GREEN BAY (NBC26) — From dropping out of high school his senior year, to becoming Northeast Wisconsin Technical College’s Chief Officer for Diversity, Equity and Inclusion, Mohammed Bey inspires students, colleagues and community members of all backgrounds.

“Be the light," he said. "It’s so easy to go the opposite way, and it’s so doggone hard to be the light and to believe that you have the ability and the skills to impact people.”

When he started working at a factory in Chilton after leaving high school, Bey never had the intention of completing his education, he said.

“The people who I was working with saw something in me and really pushed and motivated me," said Bey.

Bey turned his life around, he said.
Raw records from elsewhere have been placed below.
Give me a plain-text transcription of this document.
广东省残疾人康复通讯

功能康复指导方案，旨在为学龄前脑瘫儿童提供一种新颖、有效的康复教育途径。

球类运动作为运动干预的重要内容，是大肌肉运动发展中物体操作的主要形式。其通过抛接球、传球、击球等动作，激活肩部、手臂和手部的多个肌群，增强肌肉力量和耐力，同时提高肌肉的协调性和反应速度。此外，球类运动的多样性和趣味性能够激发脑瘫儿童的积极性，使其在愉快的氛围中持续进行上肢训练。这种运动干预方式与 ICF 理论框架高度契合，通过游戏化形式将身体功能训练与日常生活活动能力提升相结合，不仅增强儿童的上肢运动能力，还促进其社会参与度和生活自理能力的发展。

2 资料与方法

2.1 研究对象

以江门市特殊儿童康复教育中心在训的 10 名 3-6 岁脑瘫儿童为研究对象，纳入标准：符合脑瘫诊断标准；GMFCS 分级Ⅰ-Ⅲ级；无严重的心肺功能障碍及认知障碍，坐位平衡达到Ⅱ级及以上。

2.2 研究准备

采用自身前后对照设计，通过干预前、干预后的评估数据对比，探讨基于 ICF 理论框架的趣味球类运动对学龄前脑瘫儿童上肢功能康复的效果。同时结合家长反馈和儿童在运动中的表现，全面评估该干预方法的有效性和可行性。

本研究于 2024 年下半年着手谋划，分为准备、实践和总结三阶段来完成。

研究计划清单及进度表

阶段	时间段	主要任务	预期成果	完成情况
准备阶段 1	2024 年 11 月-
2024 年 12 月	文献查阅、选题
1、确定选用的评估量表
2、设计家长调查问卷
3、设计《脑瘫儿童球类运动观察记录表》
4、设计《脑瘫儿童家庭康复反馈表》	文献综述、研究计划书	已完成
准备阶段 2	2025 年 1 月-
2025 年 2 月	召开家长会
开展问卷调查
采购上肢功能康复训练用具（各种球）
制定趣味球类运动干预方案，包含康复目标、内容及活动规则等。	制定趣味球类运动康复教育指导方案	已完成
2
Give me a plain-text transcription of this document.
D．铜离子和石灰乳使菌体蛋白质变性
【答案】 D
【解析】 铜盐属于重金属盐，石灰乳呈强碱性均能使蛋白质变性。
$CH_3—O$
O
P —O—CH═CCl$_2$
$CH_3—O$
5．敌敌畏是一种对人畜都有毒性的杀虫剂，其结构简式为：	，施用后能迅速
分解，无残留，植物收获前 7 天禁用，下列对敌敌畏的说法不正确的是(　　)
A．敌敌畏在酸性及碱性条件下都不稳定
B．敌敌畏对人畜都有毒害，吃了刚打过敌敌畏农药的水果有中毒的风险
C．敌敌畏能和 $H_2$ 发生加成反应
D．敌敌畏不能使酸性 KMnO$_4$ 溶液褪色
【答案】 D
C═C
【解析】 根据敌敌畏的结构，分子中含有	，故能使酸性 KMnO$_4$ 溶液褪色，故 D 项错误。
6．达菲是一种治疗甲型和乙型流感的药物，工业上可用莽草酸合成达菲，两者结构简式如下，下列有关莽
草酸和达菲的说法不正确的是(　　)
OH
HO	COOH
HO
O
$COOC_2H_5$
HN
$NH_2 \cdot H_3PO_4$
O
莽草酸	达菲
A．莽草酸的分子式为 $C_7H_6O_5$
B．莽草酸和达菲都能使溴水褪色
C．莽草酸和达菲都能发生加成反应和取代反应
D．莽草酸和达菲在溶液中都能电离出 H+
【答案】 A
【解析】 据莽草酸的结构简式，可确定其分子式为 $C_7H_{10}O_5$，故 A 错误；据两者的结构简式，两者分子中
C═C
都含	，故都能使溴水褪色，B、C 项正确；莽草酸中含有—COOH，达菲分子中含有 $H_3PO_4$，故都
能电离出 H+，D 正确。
He pursued undergraduate and graduate degrees at Marion University, then worked at Quinnipiac University in Connecticut before returning to his home state and accepting the leadership role at NWTC in 2014. Now, he shares his story with everyone.

“I do a lot of public speaking," said Bey. "I call it 'Inspirational speaking.'”

Last December, Bey was recognized as one of Wisconsin’s most influential black leaders by Madison 365.

“What motivates me is really helping others and impacting the communities that we all belong to," said Bey. "I don’t do it for the accolades. I do it to make a difference, and to have that level of recognition was overwhelmingly beautiful.“

His colleagues admire the work Bey is doing to make NWTC a more inclusive and diverse place.

“It’s certainly a good feeling to walk through the halls of our college and see people who look like you, or see diverse people in general," said Wayne Walker, Academic Coach.

This Febraury, Bey wants people to appreciate each other.

“Black History Month is a time for the country to recognize that we are a multicultural society," he said. "Like many other heritage months, it’s a time to recognize and infuse and be intentional with folks who have impacted the American culture.”

He believes the community is moving in the right direction, with cities like Green Bay adopting declarations that racism is a public health crisis and local CEOs implementing action plans for inclusivity.

“I think the road is going to be long," said Bey. "But it’s being traveled, and that’s a win for me.”

In an effort to create more leaders like him, Bey leads the RISE, or Racial Inclusion for Student Equity, certificate series, which students can take for free.